SPATIALLY VARIABLE GLACIAL EROSION REVEALED BY 10BE CONCENTRATIONS OF THE ORISKANY SANDSTONE


HOKE, Gregory D., Department of Earth Sciences*, Syracuse University, 204 Heroy Geology Laboratory, Syracuse, NY 13244 and NAIR, Jennifer N., Earth Sciences, Syracuse University, 204 Heroy Geology Laboratory, Syracuse, NY 13210

The landscape of Central New York experiences at least three Pleistocene glacial advances and is dominated by glacial landforms. If erosion occurs during a glacial advance or retreat, the column of rock moves towards the surface. If this rock traversed the zone where significant cosmogenic nuclides are produced, the concentration of cosmogenic nuclides, such as 10Be and 26Al, that slowly build up tens of meters deep in bedrock due to muon production, can be used to estimate the amount of glacial erosion that has occurred in the area. In this study use the Oriskany Sandstone, a regionally extensive quartz Devonian sandstone, to explore the magnitude and timing of glacial erosion along the escarpment of the Appalachian Basin.

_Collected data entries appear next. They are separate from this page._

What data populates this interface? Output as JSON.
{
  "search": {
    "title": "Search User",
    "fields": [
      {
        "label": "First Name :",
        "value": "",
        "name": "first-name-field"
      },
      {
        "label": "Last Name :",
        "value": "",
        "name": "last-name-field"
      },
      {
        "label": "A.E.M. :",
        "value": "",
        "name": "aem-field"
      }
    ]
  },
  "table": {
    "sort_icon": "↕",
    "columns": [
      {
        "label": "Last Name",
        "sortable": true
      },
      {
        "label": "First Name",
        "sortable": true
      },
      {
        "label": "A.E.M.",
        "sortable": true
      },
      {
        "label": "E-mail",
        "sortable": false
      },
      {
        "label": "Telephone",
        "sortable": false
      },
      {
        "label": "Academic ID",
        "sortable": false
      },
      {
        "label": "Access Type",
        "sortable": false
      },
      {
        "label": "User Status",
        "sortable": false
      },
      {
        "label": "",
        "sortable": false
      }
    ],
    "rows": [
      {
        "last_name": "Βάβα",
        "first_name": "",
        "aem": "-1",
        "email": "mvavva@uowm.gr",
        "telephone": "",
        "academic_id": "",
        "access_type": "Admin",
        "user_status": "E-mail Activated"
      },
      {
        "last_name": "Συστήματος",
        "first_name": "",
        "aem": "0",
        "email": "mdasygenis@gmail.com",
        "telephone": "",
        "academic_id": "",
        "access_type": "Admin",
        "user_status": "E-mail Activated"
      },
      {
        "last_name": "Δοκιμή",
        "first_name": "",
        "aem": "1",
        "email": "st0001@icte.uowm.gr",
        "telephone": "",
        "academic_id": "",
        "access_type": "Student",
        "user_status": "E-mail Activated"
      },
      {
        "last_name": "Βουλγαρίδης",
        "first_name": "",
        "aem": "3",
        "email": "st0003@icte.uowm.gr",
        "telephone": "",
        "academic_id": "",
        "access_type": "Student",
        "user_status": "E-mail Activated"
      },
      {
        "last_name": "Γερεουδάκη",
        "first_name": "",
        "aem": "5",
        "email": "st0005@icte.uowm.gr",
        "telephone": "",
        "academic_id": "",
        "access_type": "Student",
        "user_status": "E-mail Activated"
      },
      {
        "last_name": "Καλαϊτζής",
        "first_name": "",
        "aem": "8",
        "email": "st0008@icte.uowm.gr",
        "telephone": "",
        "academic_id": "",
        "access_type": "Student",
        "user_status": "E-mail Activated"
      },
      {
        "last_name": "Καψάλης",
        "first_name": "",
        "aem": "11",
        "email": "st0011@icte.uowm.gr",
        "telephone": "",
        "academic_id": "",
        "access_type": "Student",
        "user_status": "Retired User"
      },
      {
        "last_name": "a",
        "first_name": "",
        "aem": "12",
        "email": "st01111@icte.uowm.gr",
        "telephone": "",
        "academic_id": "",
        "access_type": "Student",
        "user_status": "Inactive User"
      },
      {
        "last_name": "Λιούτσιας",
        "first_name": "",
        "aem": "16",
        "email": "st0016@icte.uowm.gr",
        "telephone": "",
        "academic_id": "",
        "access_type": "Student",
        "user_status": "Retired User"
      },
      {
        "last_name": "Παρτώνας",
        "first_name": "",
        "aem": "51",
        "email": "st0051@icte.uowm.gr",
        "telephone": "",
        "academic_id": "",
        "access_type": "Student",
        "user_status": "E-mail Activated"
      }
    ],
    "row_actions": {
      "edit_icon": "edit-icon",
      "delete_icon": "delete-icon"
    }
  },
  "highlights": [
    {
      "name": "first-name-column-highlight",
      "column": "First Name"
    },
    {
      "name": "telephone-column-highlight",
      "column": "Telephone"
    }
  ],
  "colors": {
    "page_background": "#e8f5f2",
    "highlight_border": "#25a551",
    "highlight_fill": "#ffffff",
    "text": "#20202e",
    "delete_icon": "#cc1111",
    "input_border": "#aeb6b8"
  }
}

We collected five samples from active stone quarries that expose the Oriskany Sandstone over an E-W distance of nearly 140 km along with an additional sample collected from a road cut along interstate 88. Sampling depths below the modern day surface range between 35 and 8 m, a depth where cosmogenic nuclides are overwhelmingly produced by interactions with muons rather than spallation. The surface production rate of of 10Be by muons is ~0.4 atoms/(g*yr) at the surface and becomes > 0.001 atoms/(g*yr) at 110 m depth. All samples contain <6000 atoms/g, representing concentrations that barely detectable above laboratory backgrounds. Two of the samples do not contain measurable 10Be. For samples with a measurable concentration, all have apparent ages older than 24 Ka, implying a limited amount of LGM erosion.

We explore the amount of glacial erosion that occurred over the last 1 Ma by forward modeling of 10Be concentrations. We assume that Marine Isotope Stages 2, 6, 10, 12 and 16 correspond to periods when New York State was covered by the Laurentide Ice Sheet. Our forward model explores a model space that randomly prescribes an initial sample depth below the collection depth and an amount of glacial erosion at the end of each of the five glacial cycles. Our modeling results suggest erosion no greater than background continental erosion rates, while other sites clearly show at least 50 m of erosion across the northern edge of the Appalachian Plateau during MIS 6. Our results suggest that there is a major change in erosion N and S of the Valley Heads Moraine.